Even for us who haven’t contracted COVID or whose families have been somehow unscathed, 2020 was a lost year. I struggle to not mourn the loss of familiar routines and pastimes when so many have been infected, or worse, lost loved ones in the pandemic, but sometimes I backslide. The six-week winter break has begun, the first sustained period off work since we went to remote instruction, leaving me time to ruminate on the situation.
I began the year with a small irony. On New Year’s Eve, the day China reported its first COVID cases to the World Health Organization, I was on a flight from Hong Kong to San Francisco. I had spent the previous week in Hong Kong and Macau, sightseeing and eating dim sum. Many of the people I saw wore face masks, but it really didn’t register since it was East Asia in the wintertime and masking is a common practice.
I think I started noticing the news reports toward the end of January. Spring semester began, and I was engrossed in work. The pandemic cropped up periodically in conversation as the weeks went on. A few people began wearing face coverings here and there. News reports told of mass lockdowns in China and police checkpoints in Italy, but it still seemed so far away, so unreal.
As February gave way to March, you began to see large containers of hand sanitizer in classrooms, offices, and public areas on campus. There were exhortations to wash hands frequently. Finally, word came down that we were going to remote instruction. We were given about ten days to make the transition, and the administration predicted we might be able to return before the end of the term. I took the news in stride and didn’t change my routine. When the appointed day arrived, I taught my scheduled classes and went home. And have stayed there ever since.
I am not proud of my complacency; I am puzzled by it. I’m normally alarmed by news of disasters on the doorstep, but in this case I carried on nonetheless. Looking back, I am fortunate to not have been infected or infected someone else. The widespread resistance to mask mandates even as infection rates are again skyrocketing beggars explanation.
For me 2020 bears an eerie parallel to another lost year, 2000. The main difference is that 2000 was lost to me and this year was lost to us all. The two years have a lot in common, though, a controversial presidential election being the most prominent feature. In my case, I spent that year socially distancing by default. I was recovering from a near-fatal accident that left me permanently disabled, I was facing the loss of my career as a consequence, and my marriage was imploding. I was hundreds of miles from home in a military hospital temporarily housed in a bare room in a soon to be demolished annex while my family stayed behind. Then as now, tedium and anxiety over an uncertain future stalked my thoughts.

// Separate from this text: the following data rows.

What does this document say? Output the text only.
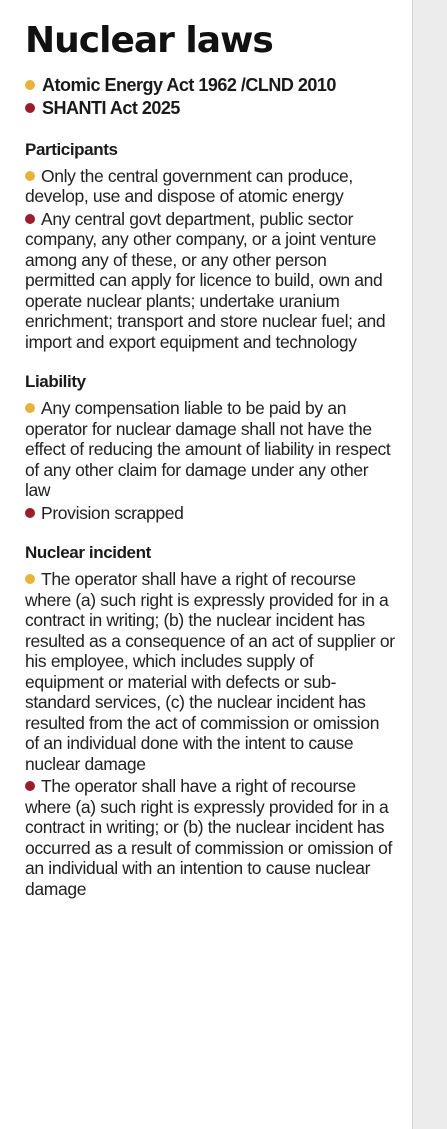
Nuclear laws
Atomic Energy Act 1962 /CLND 2010
SHANTI Act 2025
Participants
Only the central government can produce, develop, use and dispose of atomic energy
Any central govt department, public sector company, any other company, or a joint venture among any of these, or any other person permitted can apply for licence to build, own and operate nuclear plants; undertake uranium enrichment; transport and store nuclear fuel; and import and export equipment and technology
Liability
Any compensation liable to be paid by an operator for nuclear damage shall not have the effect of reducing the amount of liability in respect of any other claim for damage under any other law
Provision scrapped
Nuclear incident
The operator shall have a right of recourse where (a) such right is expressly provided for in a contract in writing; (b) the nuclear incident has resulted as a consequence of an act of supplier or his employee, which includes supply of equipment or material with defects or sub-standard services, (c) the nuclear incident has resulted from the act of commission or omission of an individual done with the intent to cause nuclear damage
The operator shall have a right of recourse where (a) such right is expressly provided for in a contract in writing; or (b) the nuclear incident has occurred as a result of commission or omission of an individual with an intention to cause nuclear damage
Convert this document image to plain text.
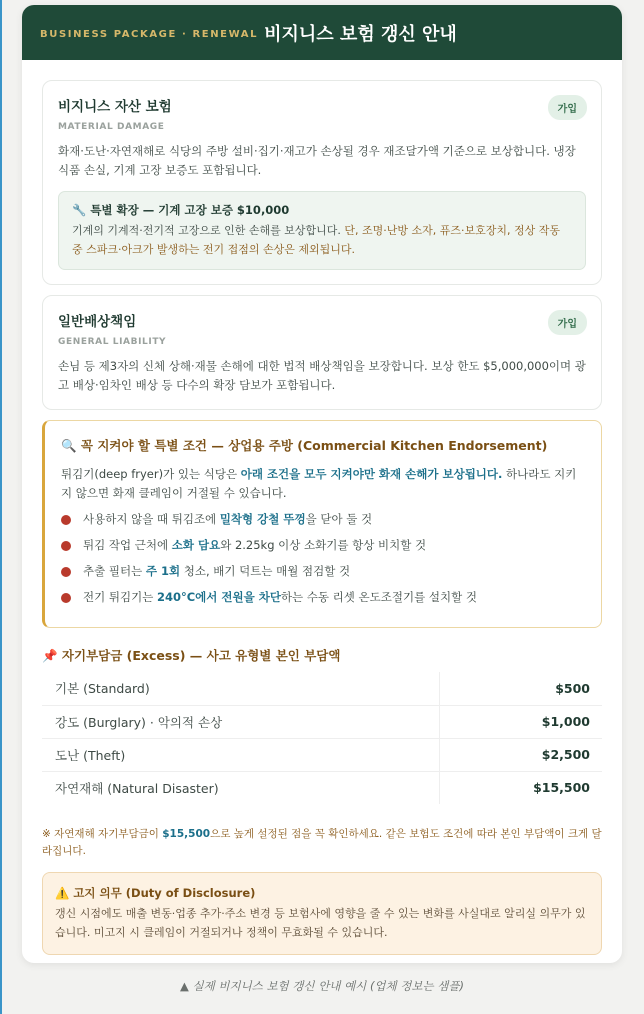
BUSINESS PACKAGE · RENEWAL 비지니스 보험 갱신 안내
비지니스 자산 보험
MATERIAL DAMAGE
가입
화재·도난·자연재해로 식당의 주방 설비·집기·재고가 손상될 경우 재조달가액 기준으로 보상합니다. 냉장 식품 손실, 기계 고장 보증도 포함됩니다.
🔧 특별 확장 — 기계 고장 보증 $10,000
기계의 기계적·전기적 고장으로 인한 손해를 보상합니다. 단, 조명·난방 소자, 퓨즈·보호장치, 정상 작동 중 스파크·아크가 발생하는 전기 접점의 손상은 제외됩니다.
일반배상책임
GENERAL LIABILITY
가입
손님 등 제3자의 신체 상해·재물 손해에 대한 법적 배상책임을 보장합니다. 보상 한도 $5,000,000이며 광고 배상·임차인 배상 등 다수의 확장 담보가 포함됩니다.
🔍 꼭 지켜야 할 특별 조건 — 상업용 주방 (Commercial Kitchen Endorsement)
튀김기(deep fryer)가 있는 식당은 아래 조건을 모두 지켜야만 화재 손해가 보상됩니다. 하나라도 지키지 않으면 화재 클레임이 거절될 수 있습니다.
사용하지 않을 때 튀김조에 밀착형 강철 뚜껑을 닫아 둘 것
튀김 작업 근처에 소화 담요와 2.25kg 이상 소화기를 항상 비치할 것
추출 필터는 주 1회 청소, 배기 덕트는 매월 점검할 것
전기 튀김기는 240°C에서 전원을 차단하는 수동 리셋 온도조절기를 설치할 것
📌 자기부담금 (Excess) — 사고 유형별 본인 부담액
기본 (Standard)	$500
강도 (Burglary) · 악의적 손상	$1,000
도난 (Theft)	$2,500
자연재해 (Natural Disaster)	$15,500
※ 자연재해 자기부담금이 $15,500으로 높게 설정된 점을 꼭 확인하세요. 같은 보험도 조건에 따라 본인 부담액이 크게 달라집니다.
⚠️ 고지 의무 (Duty of Disclosure)
갱신 시점에도 매출 변동·업종 추가·주소 변경 등 보험사에 영향을 줄 수 있는 변화를 사실대로 알리실 의무가 있습니다. 미고지 시 클레임이 거절되거나 정책이 무효화될 수 있습니다.
▲ 실제 비지니스 보험 갱신 안내 예시 (업체 정보는 샘플)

Given a choice, I would take this year over that. I am reasonably healthy now, and the prospect of going broke is not a concern at the moment. The continuous nausea and lack of appetite from the morphine prescribed for my pain aren’t an issue, nor do feelings of malaise keep me in bed some days. My biggest headaches are technical glitches. If I get cabin fever, I can always go for a walk and come back feeling renewed.
It’s the uncertainty that’s the worst aspect of the pandemic aside from the disease itself. What will work and school look like after? Will travel at home or abroad ever be safe? Can we even socialize normally after this? Anthony Fauci summed it up for many when recently told an interviewer the thing he looks forward to most is dropping by a bar for a beer and a burger. That likely won’t happen anytime soon. I’m still leery of circulating in public unless it’s necessary. A few months ago, I thought about marking the anniversary of my accident as I normally do. I made a dinner reservation at a place with outdoor seating. As the reservation time grew closer, I began to question the wisdom of going out. I cancelled and spent the evening in. No point taking unnecessary risks.
Signals are mixed as to how the future plays out. Hope and dread don’t settle well with each other, but it’s the prevailing sentiment. On a conference call with higher education administrators, Dr. Fauci said last week that with widespread immunization students and professors could return to the physical classroom as soon as fall semester 2021. Then again, there is ominous news of a new mutation of SARS CoV-2 running amok in southeastern Britain which has led a number of EU countries to bar British visitors. Even as I write, reports of yet another mutation in China are making the rounds.
Nevertheless, the pandemic will subside at some point. There remains the matter of preexisting ills exacerbated by the crisis. Social division and a slide toward outright violent conflict won’t miraculously subside just because Donald Trump is leaving office. We’ve arrived at a point where we are incapable of living together. The last four tears, and this year in particular, have pulled back the screen to reveal us as a fragmented people seething with hatred and resentment. I don’t think there is any turning back; the damage is permanent. We’ll return to a form of surface normalcy, but the dysfunction will persist underneath.